TOKYO--Intelligent information retrieval will be a key focus in the realm of storage going forward, to manage the exponential data growth of an increasingly connected society, according to a Hitachi executive.
At a media briefing Thursday, on the sidelines of the company's annual uValue conference and exhibition in Japan, Naoya Takahashi, Hitachi's senior vice president and CEO of platform business for the Information & Telecommunication Systems Group (ITSG), said the ability to store increasing amounts of data is not an issue because disk area density is growing year-on-year and the technology for storing data more efficiently is already available.
What is becoming more of a concern, however, is the capability to make sense of information and the ability to extract relevant data when needed, Takahashi noted.
"We not only [need to] focus on increasing capacity and performance [of storage], but also find a way to get the exact data required by corporations and individuals," he said.
During the opening keynote at the two-day Hitachi uValue Convention 2008, Manabu Shinomoto, president and CEO of Hitachi's ITSG, highlighted some areas where technology can play a greater role in adding convenience and efficiency to the living environment. These applications include detection of unusual behavior in elevators or a real-time warning system for drivers, where high-tech image analysis is applied to ensure safety of users.

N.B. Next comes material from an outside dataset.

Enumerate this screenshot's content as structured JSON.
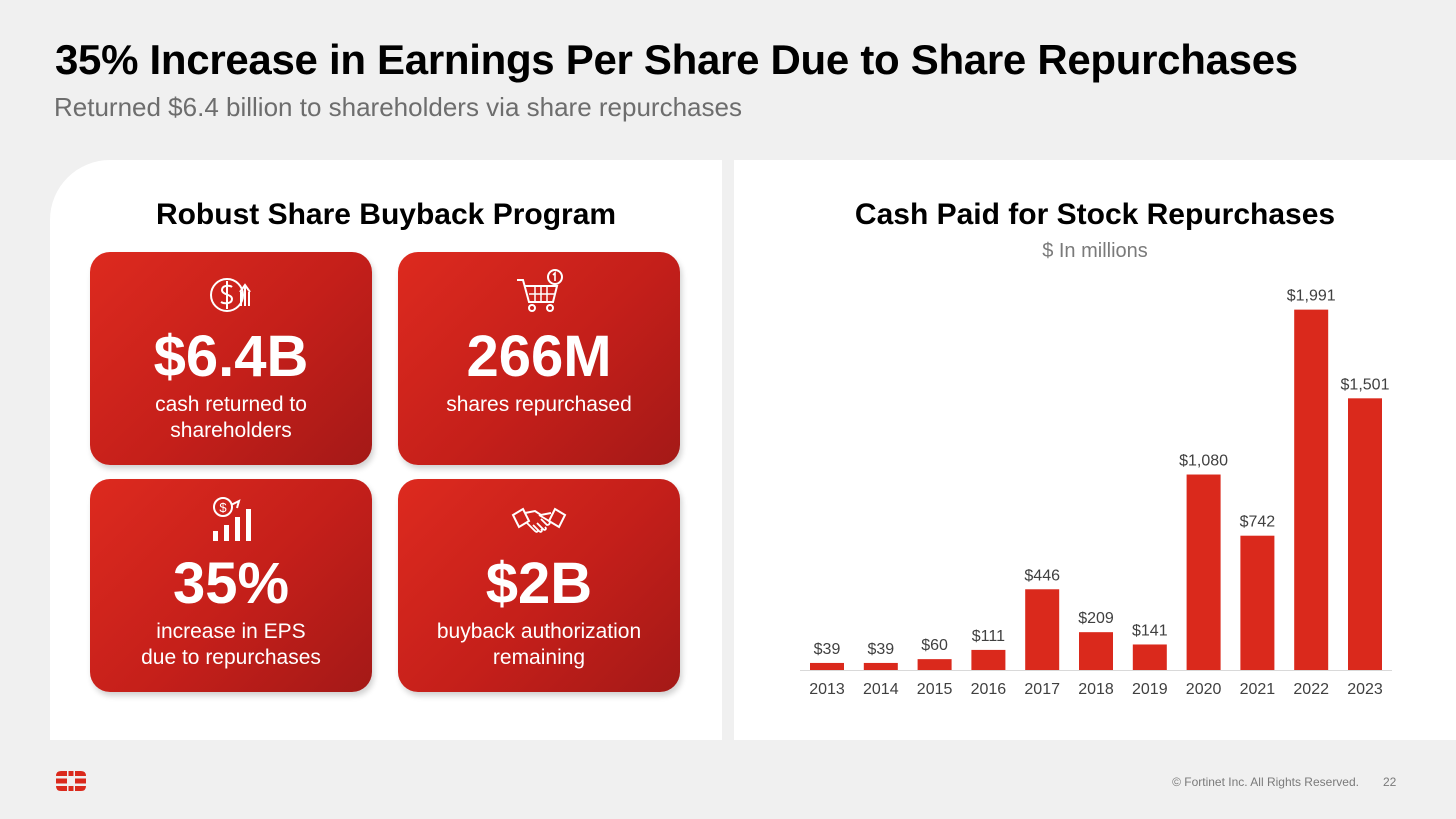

According to Takahashi, with the proliferation of such applications, image-matching technology will become "very important" in future.
Along the same vein, Hitachi touched on the value of pulling out the right archived information in the backend, enterprise database. In his speech, Shinomoto, who is also executive vice president and executive officer of Hitachi, introduced the term KAAS or knowledge-as-a-service.
Takahashi explained that KAAS, still a concept under development, was initiated about a year ago with the goal of extracting common or useful knowledge for use in future projects. The vision is similar to that of using old documents as a template for creating new ones, he pointed out, except that it will be used for scenarios such as developing IT systems in organizations.
Hitachi's activities in this space, such as mobilizing KAAS, said Takahashi, will be accelerated going forward.
According to company executives Wednesday, Hitachi is on schedule to complete by end-2008, a US$2 billion research and development (R&D) investment in storage spanning over six years. The company is now evaluating its next R&D investment, which will likely match, if not exceed, the current commitment, ZDNet Asia understands from Hitachi Data Systems' vice president and CTO Hu Yoshida.
On the uValue exhibition floor, Hitachi showcased various technologies, both in the development and newly implemented stage. These include the finger vein authentication technology for use in machines such as cars, fitness equipment and printers; and a subway touch map that can also provide information that can be downloaded into mobile phones. The second-generation EMIEW robot, designed for use as a workmate, guide and helper to the elderly or persons with disabilities, was also showcased at the exhibition.
Vivian Yeo of ZDNet Asia reported from the Hitachi uValue Convention 2008 in Tokyo, Japan.